I'm collaborating on a project where I've encountered a strange issue with I'm relatively new to this, so bear with me. I'm currently trying to fine-tune a pre-trained generative AI model using TensorFlow 2.6, but I'm running into an issue where the loss function becomes NaN after a few epochs. I've set up my model with a custom loss function and an Adam optimizer with a learning rate of 0.0001, but for some reason, the training seems to diverge.
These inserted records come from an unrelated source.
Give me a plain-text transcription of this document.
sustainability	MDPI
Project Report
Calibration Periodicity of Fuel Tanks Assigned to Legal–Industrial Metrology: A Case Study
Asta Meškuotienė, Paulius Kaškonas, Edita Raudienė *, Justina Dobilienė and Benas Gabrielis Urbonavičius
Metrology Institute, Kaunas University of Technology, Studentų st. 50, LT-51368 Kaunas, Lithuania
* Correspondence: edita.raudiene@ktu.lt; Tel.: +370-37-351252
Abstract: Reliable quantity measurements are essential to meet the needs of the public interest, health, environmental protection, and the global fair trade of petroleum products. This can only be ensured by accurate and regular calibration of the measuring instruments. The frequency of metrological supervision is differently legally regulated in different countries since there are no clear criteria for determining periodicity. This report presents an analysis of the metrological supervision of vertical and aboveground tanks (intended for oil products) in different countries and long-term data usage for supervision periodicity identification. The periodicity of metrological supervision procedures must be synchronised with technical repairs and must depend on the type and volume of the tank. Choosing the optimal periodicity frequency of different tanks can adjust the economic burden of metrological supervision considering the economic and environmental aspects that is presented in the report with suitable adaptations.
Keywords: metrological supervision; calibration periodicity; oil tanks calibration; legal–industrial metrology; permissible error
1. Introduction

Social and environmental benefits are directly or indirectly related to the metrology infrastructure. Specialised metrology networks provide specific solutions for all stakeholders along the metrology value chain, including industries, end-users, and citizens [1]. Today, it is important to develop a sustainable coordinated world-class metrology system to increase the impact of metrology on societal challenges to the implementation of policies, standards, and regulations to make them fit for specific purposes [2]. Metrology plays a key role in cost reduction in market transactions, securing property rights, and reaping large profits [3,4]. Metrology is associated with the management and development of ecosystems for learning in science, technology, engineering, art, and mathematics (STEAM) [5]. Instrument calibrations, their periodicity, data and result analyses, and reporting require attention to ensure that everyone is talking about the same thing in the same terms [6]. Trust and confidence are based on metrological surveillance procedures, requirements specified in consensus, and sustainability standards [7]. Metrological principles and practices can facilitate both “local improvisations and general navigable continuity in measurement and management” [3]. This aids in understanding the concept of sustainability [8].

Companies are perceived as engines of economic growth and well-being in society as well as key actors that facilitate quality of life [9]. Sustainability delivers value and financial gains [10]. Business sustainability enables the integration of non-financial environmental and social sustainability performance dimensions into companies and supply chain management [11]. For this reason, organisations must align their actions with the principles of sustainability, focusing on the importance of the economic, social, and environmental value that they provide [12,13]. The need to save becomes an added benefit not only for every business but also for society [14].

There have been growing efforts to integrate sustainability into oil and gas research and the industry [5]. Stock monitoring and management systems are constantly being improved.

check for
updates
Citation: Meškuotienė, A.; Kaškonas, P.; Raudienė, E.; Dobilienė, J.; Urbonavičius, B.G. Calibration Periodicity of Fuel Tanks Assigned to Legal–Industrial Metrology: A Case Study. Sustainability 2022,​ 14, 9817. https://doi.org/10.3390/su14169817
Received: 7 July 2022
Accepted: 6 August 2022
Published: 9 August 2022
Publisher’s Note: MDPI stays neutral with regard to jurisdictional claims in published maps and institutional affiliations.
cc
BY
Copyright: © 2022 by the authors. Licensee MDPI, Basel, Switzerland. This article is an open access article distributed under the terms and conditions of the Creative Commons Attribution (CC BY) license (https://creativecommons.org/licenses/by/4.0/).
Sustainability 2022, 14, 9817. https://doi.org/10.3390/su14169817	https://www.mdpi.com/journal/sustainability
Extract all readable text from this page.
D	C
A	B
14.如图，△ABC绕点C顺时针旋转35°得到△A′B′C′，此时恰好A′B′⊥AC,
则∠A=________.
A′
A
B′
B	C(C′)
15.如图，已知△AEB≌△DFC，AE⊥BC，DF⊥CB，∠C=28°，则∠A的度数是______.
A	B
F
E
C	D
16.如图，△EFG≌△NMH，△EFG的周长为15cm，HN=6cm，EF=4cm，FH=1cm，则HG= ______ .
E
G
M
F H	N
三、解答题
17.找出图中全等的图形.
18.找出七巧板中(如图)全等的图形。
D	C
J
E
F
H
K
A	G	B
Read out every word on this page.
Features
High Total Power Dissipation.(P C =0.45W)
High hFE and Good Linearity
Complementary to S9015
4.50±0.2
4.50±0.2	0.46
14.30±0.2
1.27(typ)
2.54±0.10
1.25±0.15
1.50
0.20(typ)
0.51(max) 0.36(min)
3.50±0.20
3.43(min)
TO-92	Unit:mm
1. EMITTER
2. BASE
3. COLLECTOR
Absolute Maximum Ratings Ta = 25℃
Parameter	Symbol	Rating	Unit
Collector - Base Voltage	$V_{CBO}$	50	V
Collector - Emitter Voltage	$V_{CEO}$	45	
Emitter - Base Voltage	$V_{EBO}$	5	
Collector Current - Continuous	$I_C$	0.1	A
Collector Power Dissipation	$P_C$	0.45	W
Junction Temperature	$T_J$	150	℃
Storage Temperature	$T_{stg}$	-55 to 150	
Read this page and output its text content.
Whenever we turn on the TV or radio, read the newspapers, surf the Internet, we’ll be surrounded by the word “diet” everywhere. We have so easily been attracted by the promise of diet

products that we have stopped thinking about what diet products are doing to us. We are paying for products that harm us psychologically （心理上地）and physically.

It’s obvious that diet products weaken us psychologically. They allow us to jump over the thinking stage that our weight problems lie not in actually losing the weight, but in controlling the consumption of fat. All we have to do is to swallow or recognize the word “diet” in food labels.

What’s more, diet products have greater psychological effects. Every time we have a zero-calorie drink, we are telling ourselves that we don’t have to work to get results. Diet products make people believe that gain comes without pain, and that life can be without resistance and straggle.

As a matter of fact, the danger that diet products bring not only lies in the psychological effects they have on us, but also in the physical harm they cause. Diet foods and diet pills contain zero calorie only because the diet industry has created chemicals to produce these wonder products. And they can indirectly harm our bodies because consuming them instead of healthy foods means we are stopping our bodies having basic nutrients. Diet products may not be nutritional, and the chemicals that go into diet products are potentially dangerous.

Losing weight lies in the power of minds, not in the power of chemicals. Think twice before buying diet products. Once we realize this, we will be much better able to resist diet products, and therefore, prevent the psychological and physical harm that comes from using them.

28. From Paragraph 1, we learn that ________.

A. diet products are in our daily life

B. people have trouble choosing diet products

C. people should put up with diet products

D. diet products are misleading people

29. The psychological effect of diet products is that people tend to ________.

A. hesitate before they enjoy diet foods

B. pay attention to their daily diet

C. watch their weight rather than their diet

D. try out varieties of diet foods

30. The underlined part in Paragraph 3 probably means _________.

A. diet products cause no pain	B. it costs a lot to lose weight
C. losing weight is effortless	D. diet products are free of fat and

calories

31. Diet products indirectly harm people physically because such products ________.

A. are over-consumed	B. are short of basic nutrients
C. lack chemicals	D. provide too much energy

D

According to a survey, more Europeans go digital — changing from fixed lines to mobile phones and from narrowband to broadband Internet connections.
Here's the relevant code snippet: ```python import tensorflow as tf from tensorflow.keras import layers, models # Load a pre-trained model base_model = models.load_model('path_to_pretrained_model') # Create a new model model = models.Sequential([ base_model, layers.Dense(256, activation='relu'), layers.Dense(vocab_size, activation='softmax') ]) # Custom loss function def custom_loss(y_true, y_pred): return tf.reduce_mean(tf.keras.losses.categorical_crossentropy(y_true, y_pred)) # Compile model model.compile(loss=custom_loss, optimizer=tf.keras.optimizers.Adam(learning_rate=0.0001), metrics=['accuracy']) # Train the model model.fit(train_dataset, epochs=10, steps_per_epoch=100) ``` I've double-checked the input data for NaN values, and I've also tried normalizing the inputs. I employed gradient clipping as a precaution by adding `clipnorm=1.0` to the optimizer, but it hasn't resolved the issue. The loss starts at a reasonable value but quickly escalates to NaN, and I see the following warning in the logs: ``` WARNING:tensorflow:Gradients do not exist for variables [<tf.Variable 'dense_1/kernel:0' shape=(128, 256) dtype=float32>] when optimizing. ``` Could this be related to the architecture of the model or the way I'm handling the data? Any insights on how to prevent the loss from becoming NaN would be greatly appreciated! What am I doing wrong? What's the best practice here? Any help would be greatly appreciated! Any feedback is welcome! I'm coming from a different tech stack and learning Python.